Booz Allen's InTrack service seems to derive almost oracular insights of the sort government leaders crave. The impact of a tsunami in Taiwan on global communications? The fallout from a spike in tuberculosis? Links between unexplained incidents and terrorism? "InTrack's mission is to collect, monitor, process, and combine data with existing 'trusted' sources and baseline patterns to perform robust analyses," the company's flier says.
At the LexisNexis station, a slick brochure touted a "data analytics supercomputer" as an instant solution to intelligence dilemmas. The brochure claims the system can manage hundreds of terabytes of data -- the equivalent of many times all the holdings in the Library of Congress. "Unparalleled linking technology and analysis uncovers key connections and relationships," it says.

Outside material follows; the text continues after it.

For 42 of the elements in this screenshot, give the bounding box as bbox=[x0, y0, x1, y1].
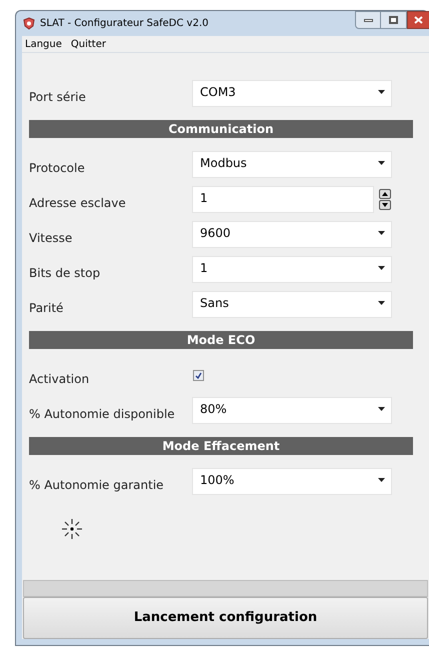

The Google booth displayed a high-definition video of a virtual car driving through an exact digital representation of San Francisco -- streets, buildings and all. But Google exhibitors said they were not allowed to tell a reporter why the company was there or what it did for intelligence or anything else. Visitors from the Pentagon, Marine Corps and Army Joint Information Operations Warfare Command stopped by.
Some conference participants and speakers said they aren't surprised by the growing presence of contractors.
"The essence of what this is about is how to provide those critical insights for officials facing life and death situations," said Jennifer Sims, a speaker at the conference on Thursday and director of intelligence studies at Georgetown University.